I totally respect her decision. She’s being extra cautious with her baby’s health even though it puts her at increased personal risk which could wind up backfiring for both of them. Her decision also puts everyone else at increased risk, but I think she’s well within her rights to make this call and her reasoning is defensible. She acknowledges that the latest data on vaccine safety for pregnant women look promising, and also that she might change her mind in the next few weeks if something changes.
But there are two additional things she mentions as reasons she’s not getting vaccinated that are very problematic. The first is that she’s upset that “the health authorities who manage [the Vaccine Adverse Event Reporting System (VAERS)] and run all of our major health institutions are not actually urging pregnant ‘women’ to get vaccinated, but pregnant ‘people.'”
There’s a lot wrong with that sentence. First, she’s clearly referring to something singular and assigning collective authorship to basically the entire national health employee base.
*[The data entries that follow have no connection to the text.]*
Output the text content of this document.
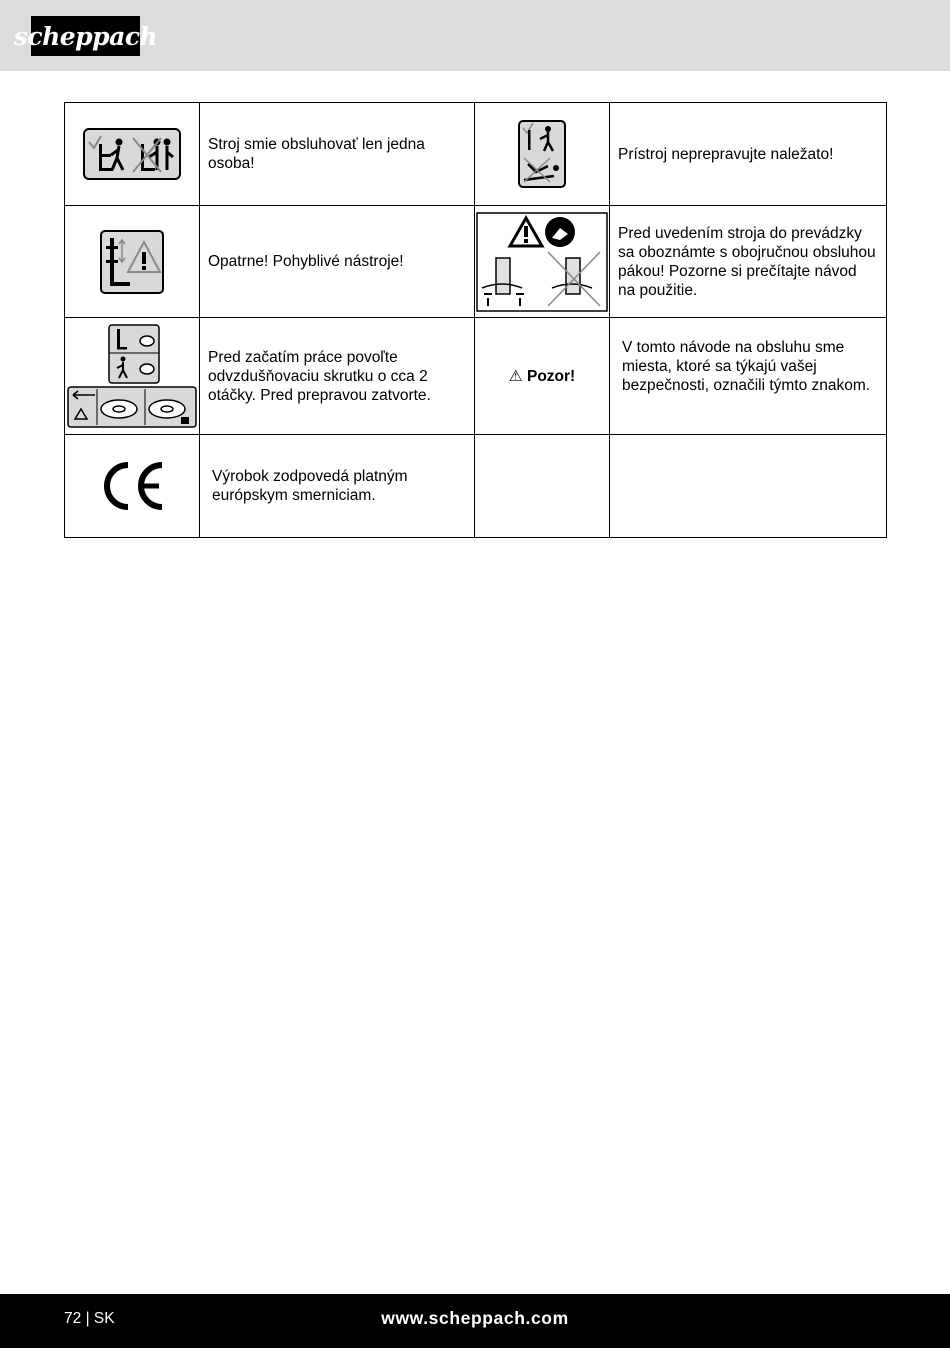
scheppach
	Stroj smie obsluhovať len jedna osoba!		Prístroj neprepravujte naležato!

	Opatrne! Pohyblivé nástroje!		Pred uvedením stroja do prevádzky sa oboznámte s obojručnou obsluhou pákou! Pozorne si prečítajte návod na použitie.

	Pred začatím práce povoľte odvzdušňovaciu skrutku o cca 2 otáčky. Pred prepravou zatvorte.	⚠ Pozor!	V tomto návode na obsluhu sme miesta, ktoré sa týkajú vašej bezpečnosti, označili týmto znakom.

	Výrobok zodpovedá platným európskym smerniciam.		
72 | SK	www.scheppach.com
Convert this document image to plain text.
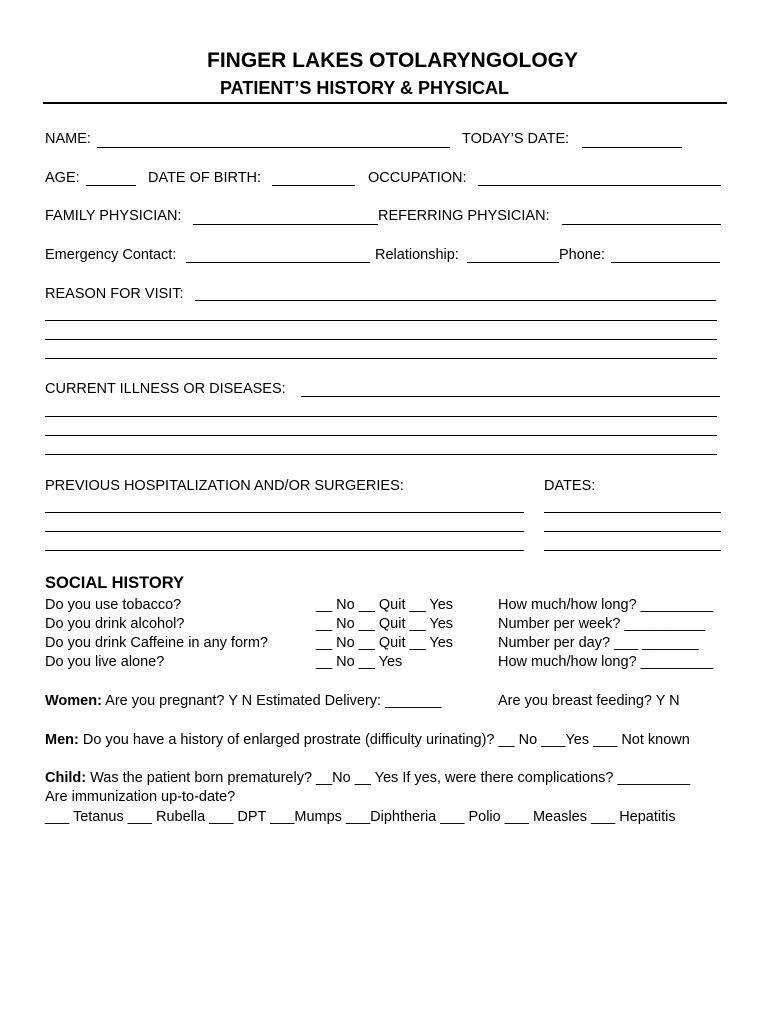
FINGER LAKES OTOLARYNGOLOGY
PATIENT’S HISTORY & PHYSICAL
NAME:	TODAY’S DATE:
AGE:	DATE OF BIRTH:	OCCUPATION:
FAMILY PHYSICIAN:	REFERRING PHYSICIAN:
Emergency Contact:	Relationship:	Phone:
REASON FOR VISIT:
CURRENT ILLNESS OR DISEASES:
PREVIOUS HOSPITALIZATION AND/OR SURGERIES:	DATES:
SOCIAL HISTORY
Do you use tobacco?	__ No __ Quit __ Yes	How much/how long? _________
Do you drink alcohol?	__ No __ Quit __ Yes	Number per week? __________
Do you drink Caffeine in any form?	__ No __ Quit __ Yes	Number per day? ___ _______
Do you live alone?	__ No __ Yes	How much/how long? _________
Women: Are you pregnant? Y N Estimated Delivery: _______	Are you breast feeding? Y N
Men: Do you have a history of enlarged prostrate (difficulty urinating)? __ No ___Yes ___ Not known
Child: Was the patient born prematurely? __No __ Yes If yes, were there complications? _________
Are immunization up-to-date?
___ Tetanus ___ Rubella ___ DPT ___Mumps ___Diphtheria ___ Polio ___ Measles ___ Hepatitis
There’s an actual person who wrote “pregnant people” instead of “pregnant women” and it might be a poor choice of words since men obviously cannot get pregnant, but it doesn’t reflect some widespread disdain for women among federal health experts and it’s not a reason to forego their advice on vaccination.
Yet, Stark uses this as the starting point for a rant for an anti-choice rant that is just as much of a non-sequitur.
These authorities who are seemingly incapable of accepting the very basics of human anatomy and biology are the same ones in utter hysterics over Texas’s heartbeat law. They assure me they will continue to fight for my “right” to dispose of the child within my womb, no matter the reason, and no matter the cost. They insist she is only a human person worthy of protection from bodily harm if and when I decide that she is — which, of course, is subject to change based upon my individual situation and preferences until she has fully exited my womb (and as some would have it, not even then).
So, if you want to know why I, at nearly 30 weeks pregnant and married to a fully vaccinated doctor, am not yet vaccinated against COVID-19, suffice it to say that I have determined there is a possibility that our major health institutions might not have my unborn daughter’s best interests at heart. They, after all, would neither admit that she is a human nor a girl at this point.
It may be true in a strictly statistical sense that “health authorities” are more pro-choice than not, but it’s ridiculous to assert that every health expert is incapable of accepting that men can’t get pregnant. They are not of one mind on abortion rights or the Texas bounty hunter abortion bill. And there’s no reason to assume that they, individually or collectively, don’t care about the health of her baby.
More importantly, if this really is a reason why she’s not getting vaccinated, it totally undermines her initial point that she’s well-credentialed to make an informed medical decision on this matter. Who cares if her husband is a physician and she has degrees in health policy and bioethics and used to work for the FDA if she isn’t using that base of knowledge as the primary driver of her decision?
She’s telling us that she can follow the science because she’s been trained in it and respects scientific methods, but then she’s arguing that she doesn’t trust that the scientists are going act with her baby’s health in mind. She well knows that even the most pro-choice doctor in the world would not want to advise anything that would put a healthy and wanted pregnancy at risk.
In the end, the column could have focused on providing some reassurance for other women who’ve made a similar and difficult choice to forego vaccination but instead clanked off the rails into a pro-bounty hunter anti-science diatribe based on little more than paranoia and grievance.
I guess that’s why The Federalist was interested in publishing it.